Warning: Some of the above are binary-only and x86-Linux-only.

To explain the context of this page: It came about really just as a small exercise in understated online rhetoric, the need for which long ago vanished.

That is, through the middle of the 1990s, you could not go onto online discussion media without encountering some dumbasses arguing that the Linux operating system was useless for developers and end-users alike, and one of the very most common talking points was the allegation that there were 'no IDEs for Linux'. This was a ritualised argument: The hapless Linux enthusiast typically fell straight into the intended trap and said 'Well, actually, you're far better off using emacs and gdb as your development environment [blah blah].' The critic then triumphantly pronounced his/her point conceded and posted yet another 50-line screed about how $SOMEONES_FAVOURITE_PROPRIETARY_OS was clearly better and Linux would be useless for decades.

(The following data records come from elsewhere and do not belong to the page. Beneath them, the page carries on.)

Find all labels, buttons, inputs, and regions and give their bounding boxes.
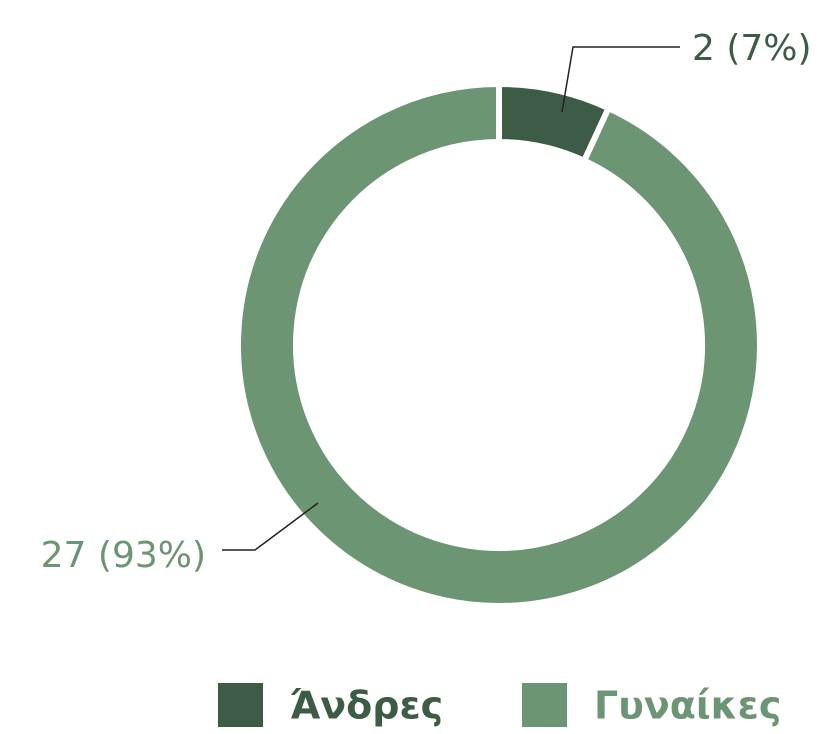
legend-label: Γυναίκες <box>594 684 781 728</box>
leader-line <box>222 502 319 551</box>
leader-line <box>561 46 680 113</box>
legend-swatch <box>218 683 263 727</box>
donut-slice <box>235 80 763 609</box>
data-label: 27 (93%) <box>41 535 206 576</box>
legend-label: Άνδρες <box>290 684 443 728</box>
data-label: 2 (7%) <box>692 28 812 69</box>
legend-swatch <box>522 683 567 727</box>
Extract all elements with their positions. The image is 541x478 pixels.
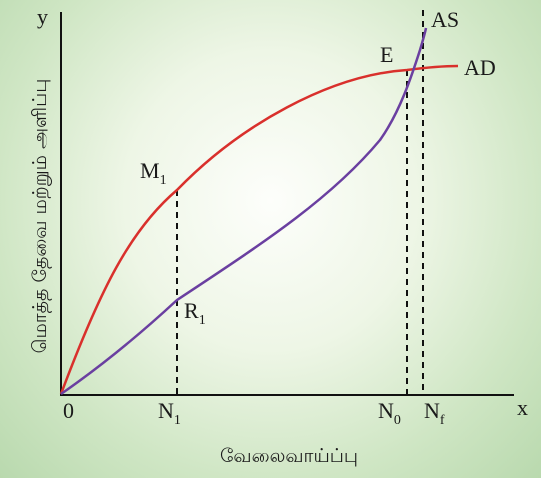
n0-sub: 0	[394, 413, 401, 428]
r1-main: R	[184, 298, 199, 323]
nf-sub: f	[440, 413, 445, 428]
point-e-label: E	[380, 42, 393, 67]
n1-sub: 1	[174, 413, 181, 428]
origin-label: 0	[63, 398, 74, 423]
x-axis-label: x	[517, 395, 528, 420]
tick-n1: N1	[158, 398, 181, 428]
y-axis-title: மொத்த தேவை மற்றும் அளிப்பு	[29, 79, 52, 354]
point-m1-label: M1	[140, 158, 167, 188]
tick-n0: N0	[378, 398, 401, 428]
n0-main: N	[378, 398, 394, 423]
ad-curve	[59, 64, 459, 395]
as-curve	[60, 27, 428, 396]
r1-sub: 1	[199, 313, 206, 328]
m1-main: M	[140, 158, 160, 183]
y-axis-label: y	[37, 4, 48, 29]
n1-main: N	[158, 398, 174, 423]
point-r1-label: R1	[184, 298, 206, 328]
as-label: AS	[431, 7, 459, 32]
tick-nf: Nf	[424, 398, 445, 428]
m1-sub: 1	[160, 173, 167, 188]
x-axis-title: வேலைவாய்ப்பு	[220, 445, 358, 467]
ad-label: AD	[464, 55, 496, 80]
nf-main: N	[424, 398, 440, 423]
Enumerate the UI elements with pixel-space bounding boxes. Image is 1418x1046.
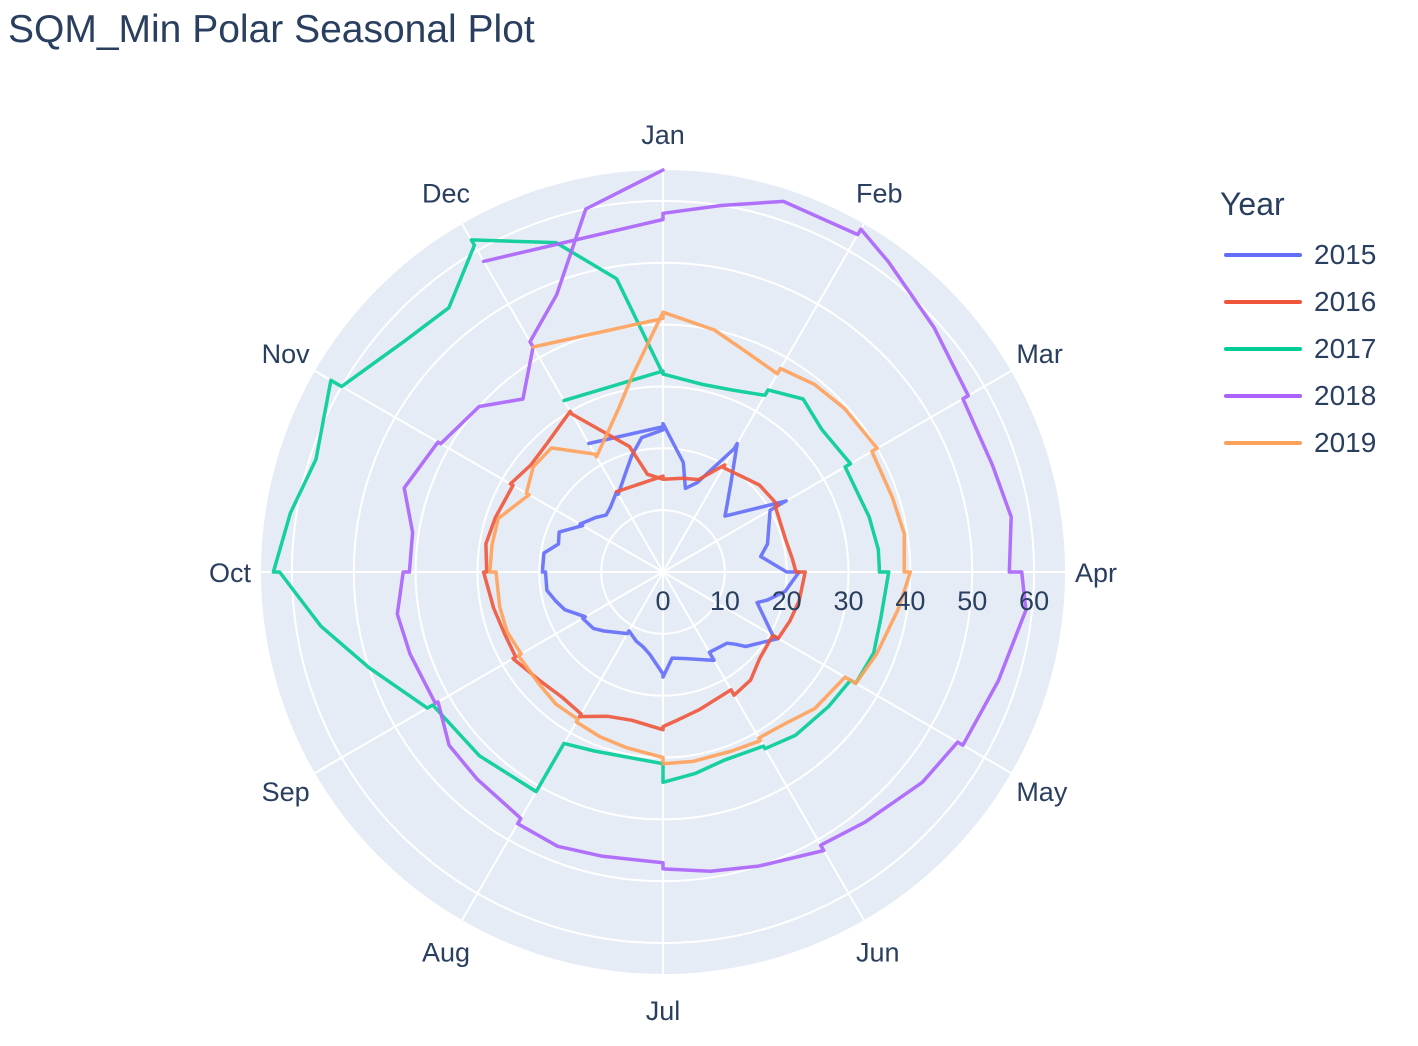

These ritualised disputations annoyed me, because they cluttered up otherwise useful online media such as the non-advocacy parts of the comp.os.linux.* Usenet newsgroups. So, I found myself involuntarily thinking about the issue, and suddenly one day thought: 'Wait. What IDEs are there actually for developers on Linux?'

I spent a couple of hours researching the problem, came up with about 50 of them, and inserted them as a new item into my personal 'rants' pages. Then, the next five times I saw one of the usual suspects asking rhetorically 'Oh yeah? What IDEs are there on Linux?' I just posted the URL with the comment 'Here y'are.'

Oddly enough, it took only about five postings of that URL to Usenet and other places, and the entire debate point disappeared completely off the Internet. People simply stopped making the allegation. So, basically, my rants/FAQ item did its job.

Much later, I moved that 'rants' item to its own separate page and kept adding new items to it — but the underlying original reason for the page's existence no longer exists.